Online used-car auction site Hey Dealer offers a good case study in how a deregulatory move can save a new enterprise and help it grow.

The business started in 2015 and quickly generated revenue of 500 million won ($443,853) a year by arranging deals worth 30 billion won in the first year. But in January 2016, in its second year, the company was forced to suspend business after a new law took effect. A revision in the Motor Vehicle Control Act requires online car dealers to have a parking area of at least 3,300 square meters (35,521 square feet) as well as 200 square meters of auction space. A lawmaker from the Gangseo district in eastern Seoul — home to Korea’s car auction firms — promoted the bill to aid brick-and-mortar dealers threatened by online competition like Hey Dealer.

Consumers and media were outraged by the move that went against the so-called “creative economy” slogan of the Park Geun-hye administration. Then Transport Minister Kang Ho-in met with Hey Dealer CEO Park Jin-woo. Kang promised to stop regulations that get in the way of the government policy to promote innovative and creative economics, and reduce the gap between public administration and innovation. The ministry fixed the regulation so that online dealerships can arrange car auctions without brick-and-mortar space. The minister met with legislators and offline dealers to persuade them. In just 52 days, Hey Dealer was able to resume its business. By June this year, it had arranged more than 500 billion won worth deals.

The liberal Moon Jae-in administration pursues innovation, but uses a different slogan: “innovation-led growth.”

Under the government, new enterprises are killed before they can take off because of rigid and heavy regulations. President Moon is calling for deregulation, but there has not been any progress. The biggest upset was in the ride-sharing business. Three start-ups last year and one this year could not launch their carpool businesses due to transport regulations. The ministry disallowed the ride-sharing business due to fierce opposition from the taxi industry. But we have not seen Transport Minister Kim Hyun-mee make time to meet the business leaders. The industry is disgruntled that the lawmaker-turned-minister is too concerned about irking taxi drivers and losing their votes.

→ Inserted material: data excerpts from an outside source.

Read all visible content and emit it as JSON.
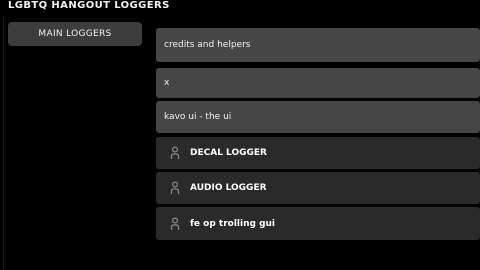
{
  "window": {
    "title": "LGBTQ HANGOUT LOGGERS"
  },
  "sidebar": {
    "tabs": [
      {
        "label": "MAIN LOGGERS"
      }
    ]
  },
  "list": {
    "items": [
      {
        "label": "credits and helpers"
      },
      {
        "label": "x"
      },
      {
        "label": "kavo ui - the ui"
      },
      {
        "label": "DECAL LOGGER",
        "icon": "script-icon"
      },
      {
        "label": "AUDIO LOGGER",
        "icon": "script-icon"
      },
      {
        "label": "fe op trolling gui",
        "icon": "script-icon"
      }
    ]
  },
  "colors": {
    "background": "#000000",
    "tab": "#3d3d3d",
    "label_row": "#464646",
    "script_row": "#2a2a2a",
    "icon": "#8a8a8a"
  }
}
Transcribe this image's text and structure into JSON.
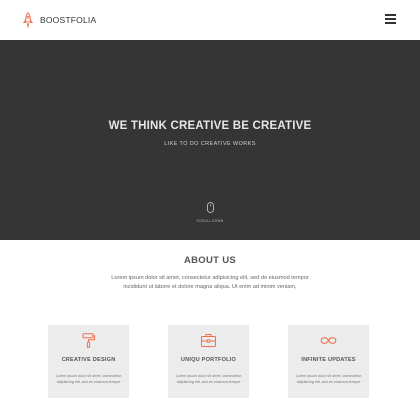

It may be unfair to compare the Hey Dealer case with the ride-sharing business. Car dealers in Korea are fewer than 10,000, whereas taxi drivers number more than 250,000. Uber in 2014 and many others since then have failed to win over taxi drivers in Korea. About 30 percent of taxi drivers are aged 65 or older. They are reluctant as they have little to lose. A taxi driver lit himself on fire last week. The ruling party rushed to calm drivers. It is ready to roll out a multi-billion-won aid program. The minister is in no rush to change the law to enable a ride-sharing service any time soon.

테스트

Under the government, new enterprises are killed before they can take off because of rigid and heavy regulations. President Moon is calling for deregulation, but there hasn’t been any progress. [NEWS1]

Meanwhile, car-sharing has become commonplace elsewhere in the world.

According to a study by the MIT Computer Science and Artificial Intelligence Laboratory, a carpool option can reduce the number of taxis on the road by 75 percent, and a pool of 3,000 four-passenger cars can serve 98 percent of taxi demand in New York City with an average wait time of only 2.7 minutes. Travel time also can be reduced by 20 percent. Cleaner air from reduced traffic and fuel emissions is a plus.
Another valuable trade-off is road information. Cars delivering more than one passenger at a time can generate big-data assets. The information can become useful, not only for traffic policy, but also for urban development, retail and entertainment.

While Korea drags its feet, it will one day find its roads dominated by foreign ride-sharing names like Uber and Lyft, as well as loss of sovereignty over geographic intelligence.

A death can change many things, but it cannot reverse a trend. We cannot go back to the pre-motor vehicle days. Ride-sharing is here to stay, both now and in the future. The problem involves complexities in capital, regulations, reform, new and old technologies, and interests. How the authorities solve the issue will define their governance philosophy and skills. The ride-sharing versus taxi match has put the administration to the test.